Closing Poison Center Costly, Officials Say

By  | 

For Oregon, Alaska and much of Nevada, the Oregon Poison Center is the first line of defense for accidental and intentional poisonings. It also provides invaluable, hard-to-find information and expertise for physicians and emergency workers treating poisoned patients, researchers and the public.

But the poison center is scheduled to shut its doors at the end of this month, following a national trend of centers crippled or closed by budget cuts. Oregon Health & Sciences University is cutting the program due to reduced state funding and Medicaid receipts.

Officials estimate closing the center could cost up to seven times more in unnecessary medical measures than it currently takes to run the $1.35 million operation.

Established in 1978, the Oregon Poison Center has a free 24-hour hot line staffed by seven toxicologists and 20 registered nurses from its Portland base at OHSU. The center fielded almost 70,000 calls in 2002.

About 14 percent of those calls came from Alaska and 11 counties in northern Nevada, where the center has contracts to provide poison help and education.

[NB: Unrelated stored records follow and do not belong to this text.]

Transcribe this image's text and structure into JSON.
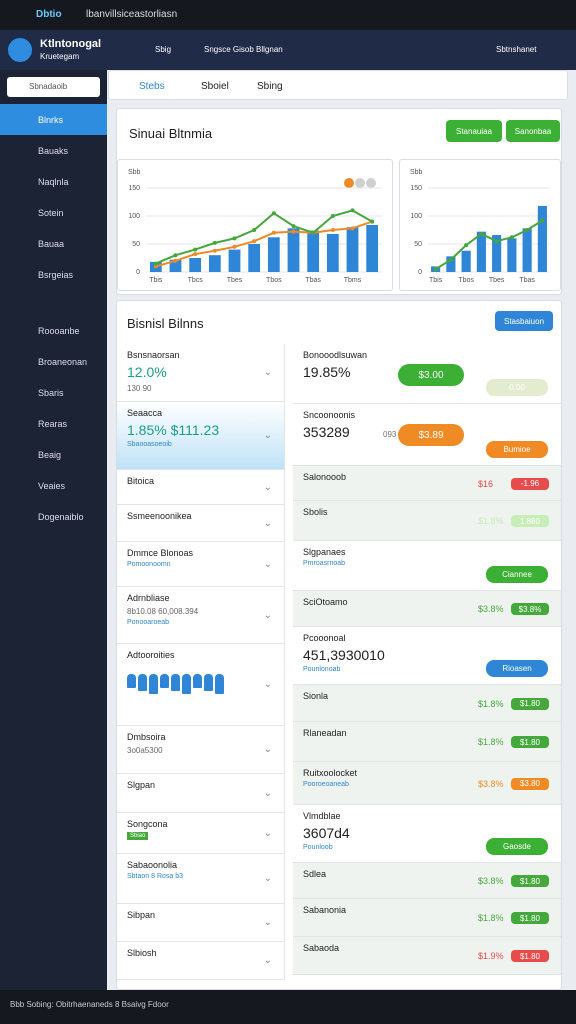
{
  "browser": {
    "tab": "Dbtio",
    "url": "lbanvillsiceastorliasn"
  },
  "header": {
    "brand": "Ktlntonogal",
    "brand_sub": "Kruetegam",
    "nav": [
      "Sbig",
      "Sngsce Gisob Bllgnan"
    ],
    "account": "Sbtnshanet"
  },
  "sidebar": {
    "search": "Sbnadaoib",
    "items": [
      "Blnrks",
      "Bauaks",
      "Naqlnla",
      "Sotein",
      "Bauaa",
      "Bsrgeias",
      "Roooanbe",
      "Broaneonan",
      "Sbaris",
      "Rearas",
      "Beaig",
      "Veaies",
      "Dogenaiblo"
    ]
  },
  "toolbar": {
    "tabs": [
      "Stebs",
      "Sboiel",
      "Sbing"
    ]
  },
  "overview": {
    "title": "Sinuai Bltnmia",
    "buttons": [
      "Stanauiaa",
      "Sanonbaa"
    ]
  },
  "chart_data": [
    {
      "type": "bar",
      "subtitle": "Sbb",
      "categories": [
        "Tbis",
        null,
        "Tbcs",
        null,
        "Tbes",
        null,
        "Tbos",
        null,
        "Tbas",
        null,
        "Tbms",
        null
      ],
      "series": [
        {
          "color": "#2f86d6",
          "values": [
            18,
            22,
            25,
            30,
            40,
            50,
            62,
            78,
            74,
            68,
            80,
            84
          ]
        },
        {
          "color": "#f08a24",
          "values": [
            10,
            20,
            32,
            38,
            45,
            55,
            70,
            72,
            70,
            75,
            78,
            90
          ]
        },
        {
          "color": "#45a83a",
          "values": [
            15,
            30,
            40,
            52,
            60,
            75,
            105,
            82,
            70,
            100,
            110,
            90
          ]
        }
      ],
      "legend_colors": [
        "#f08a24",
        "#cfcfcf",
        "#cfcfcf"
      ],
      "ylim": [
        0,
        150
      ],
      "yticks": [
        0,
        50,
        100,
        150
      ]
    },
    {
      "type": "bar",
      "subtitle": "Sbb",
      "categories": [
        "Tbis",
        null,
        "Tbos",
        null,
        "Tbes",
        null,
        "Tbas",
        null
      ],
      "series": [
        {
          "color": "#2f86d6",
          "values": [
            10,
            28,
            38,
            72,
            66,
            60,
            78,
            118
          ]
        },
        {
          "color": "#45a83a",
          "values": [
            5,
            22,
            48,
            68,
            55,
            62,
            75,
            92
          ]
        }
      ],
      "ylim": [
        0,
        150
      ],
      "yticks": [
        0,
        50,
        100,
        150
      ]
    }
  ],
  "details": {
    "title": "Bisnisl Bilnns",
    "button": "Stasbaiuon",
    "list": [
      {
        "title": "Bsnsnaorsan",
        "big": "12.0%",
        "mid": "130 90"
      },
      {
        "title": "Seaacca",
        "big": "1.85% $111.23",
        "sub": "Sbaooasoeoib",
        "highlight": true
      },
      {
        "title": "Bitoica"
      },
      {
        "title": "Ssmeenoonikea"
      },
      {
        "title": "Dmmce Blonoas",
        "sub": "Pomoonoomn"
      },
      {
        "title": "Adrnbliase",
        "mid": "8b10.08 60,008.394",
        "sub": "Ponooaroeab"
      },
      {
        "title": "Adtooroities",
        "people": true
      },
      {
        "title": "Dmbsoira",
        "mid": "3o0a5300"
      },
      {
        "title": "Slgpan"
      },
      {
        "title": "Songcona",
        "tag": "Sbiao",
        "tag_color": "#45a83a"
      },
      {
        "title": "Sabaoonolia",
        "sub": "Sbtaon 8 Rosa b3"
      },
      {
        "title": "Sibpan"
      },
      {
        "title": "Slbiosh"
      }
    ],
    "rows": [
      {
        "title": "Bonooodlsuwan",
        "big": "19.85%",
        "btn": "$3.00",
        "btn_color": "#3cb034",
        "btn2": "0.00",
        "btn2_color": "#e4ecd0"
      },
      {
        "title": "Sncoonoonis",
        "big": "353289",
        "mid": "093",
        "btn": "$3.89",
        "btn_color": "#f08a24",
        "btn2": "Bumioe",
        "btn2_color": "#f08a24"
      },
      {
        "title": "Salonooob",
        "shaded": true,
        "val": "$16",
        "tag": "-1.96",
        "tag_color": "#e84b4b"
      },
      {
        "title": "Sbolis",
        "shaded": true,
        "val": "$1.8%",
        "tag": "1.880",
        "tag_color": "#c8eeb8"
      },
      {
        "title": "Slgpanaes",
        "sub": "Pmroasrnoab",
        "btn2": "Ciannee",
        "btn2_color": "#3cb034"
      },
      {
        "title": "SciOtoamo",
        "shaded": true,
        "val": "$3.8%",
        "tag": "$3.8%",
        "tag_color": "#45a83a"
      },
      {
        "title": "Pcooonoal",
        "big": "451,3930010",
        "sub": "Pounlonoab",
        "btn2": "Rioasen",
        "btn2_color": "#2f86d6"
      },
      {
        "title": "Sionla",
        "shaded": true,
        "val": "$1.8%",
        "tag": "$1.80",
        "tag_color": "#45a83a"
      },
      {
        "title": "Rlaneadan",
        "shaded": true,
        "val": "$1.8%",
        "tag": "$1.80",
        "tag_color": "#45a83a"
      },
      {
        "title": "Ruitxoolocket",
        "shaded": true,
        "sub": "Pooroeoaneab",
        "val": "$3.8%",
        "tag": "$3.80",
        "tag_color": "#f08a24"
      },
      {
        "title": "Vlmdblae",
        "big": "3607d4",
        "sub": "Pounloob",
        "btn2": "Gaosde",
        "btn2_color": "#3cb034"
      },
      {
        "title": "Sdlea",
        "shaded": true,
        "val": "$3.8%",
        "tag": "$1.80",
        "tag_color": "#45a83a"
      },
      {
        "title": "Sabanonia",
        "shaded": true,
        "val": "$1.8%",
        "tag": "$1.80",
        "tag_color": "#45a83a"
      },
      {
        "title": "Sabaoda",
        "shaded": true,
        "val": "$1.9%",
        "tag": "$1.80",
        "tag_color": "#e84b4b"
      }
    ]
  },
  "footer": {
    "text": "Bbb Sobing: Obitrhaenaneds 8 Bsaivg Fdoor"
  }
}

Neither state has its own poison control center, as their small populations wouldn't justify a full-time, fully staffed operation, said Sandy Giffin, director of the Oregon Poison Center.

Dr. Guy Gansert, medical director of the Reno, Nev.-based Washoe Health System, said the health services network relies solely on the Oregon Poison Center for expert poison advice.

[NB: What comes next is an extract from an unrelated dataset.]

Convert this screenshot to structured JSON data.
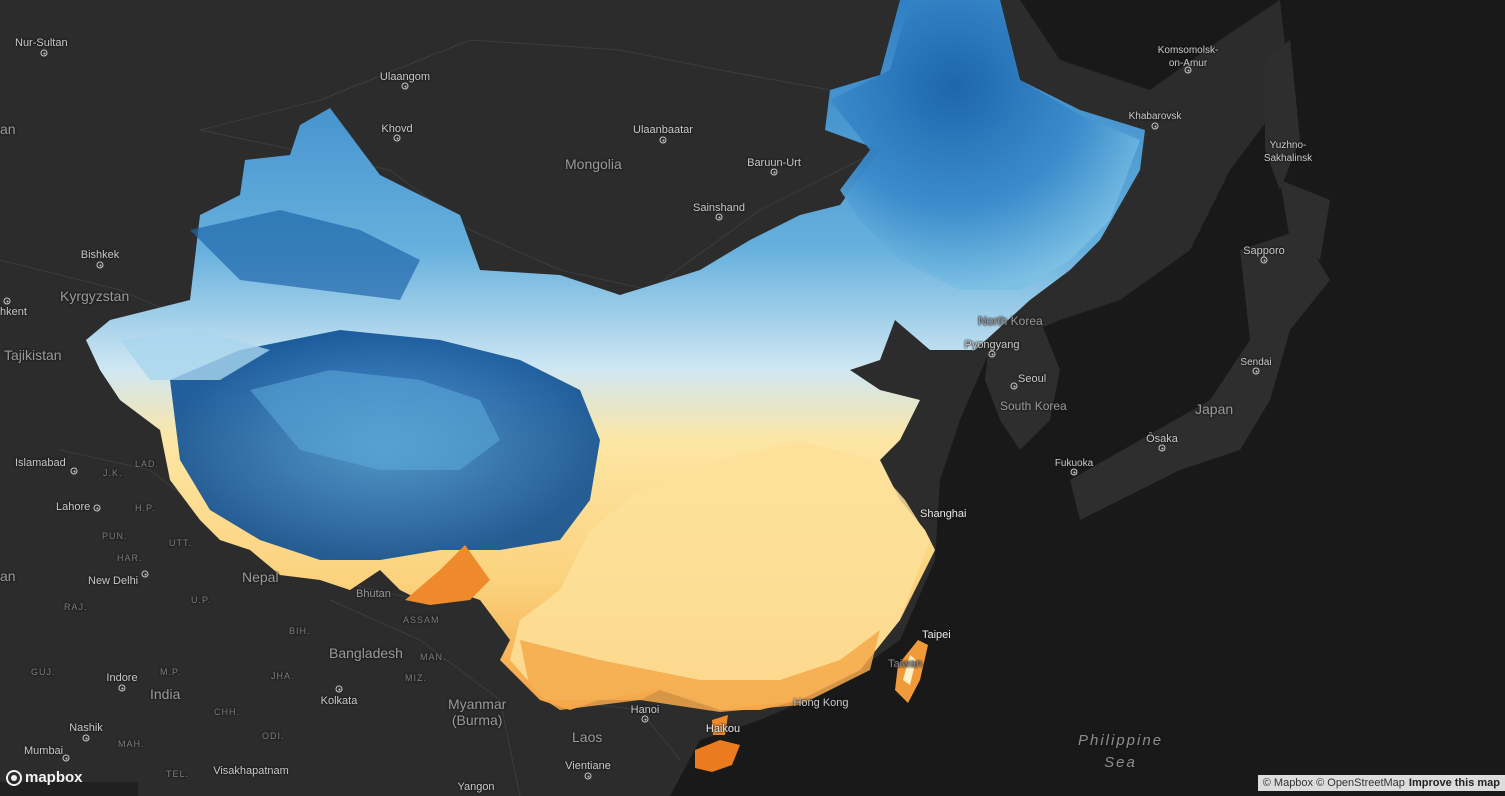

"They've done such a great job for us (that) we haven't gone out and explored other control centers for some time," Gansert said. "Most of the service could be provided anywhere, but it makes it a little nicer when the toxicologist can come down and visit."

The Oregon center began offering its services out of state in 1994 to maintain operations, Giffin said. Last year, it received $180,000 from the two states.

OHSU provides $1.28 million of the center's regular budget, the Legislature $90,000. A federal grant allocates further funds for poison prevention and education programs.

Now, the university is unable to support the poison center without sacrificing other programs, Giffin said.

Similar situations exist throughout the nation, said Rose Ann Soloway, associate director of the American Association of Poison Control Centers in Washington, D.C.

In Hershey, Pa., the Penn State Poison Center closed June 15 when its host institution, the Milton S. Hershey Medical Center, cut off funding.

That's a risky move, Soloway said. In 1988, the Louisiana Drug and Poison Information Center in Monroe, La., shut down for nine months due to budget worries. When it reopened, she said, the state found the cost of rerouting calls tripled that of operation.

Giffin estimated the Oregon Poison Center saves about $7 in unnecessary health care costs for every dollar spent. The center spends about $24 to handle a poison exposure call, compared to the national average of $44.84, and uses nurses instead of pharmacists to save money.

Because the Oregon Poison Center handles most of its calls entirely by telephone, Giffin said, it saves money that would otherwise be spent calling 911, dispatching an ambulance, transporting victims to the hospital and treating them in the emergency room.

To salvage the poison center, Rep. Rob Patridge, R-Medford, is sponsoring a bill that would appropriate 911 funds. Otherwise, Patridge said,"It's going to burden not only the 911 system but the emergency services and medical systems as well."

House Bill 2709 is currently before the Legislature's Ways and Means Committee.

Without the center and its toll-free number, poison victims would need to seek emergency services or physicians to handle those concerns. Most of those aren't readily equipped to answer toxicology questions.

"The most worrisome thing is, there are people (exposed to poison) who will say,'I don't know. I'll just wait and see what happens,'"Giffin said."But when symptoms occur, there's already a problem. The damage is being done."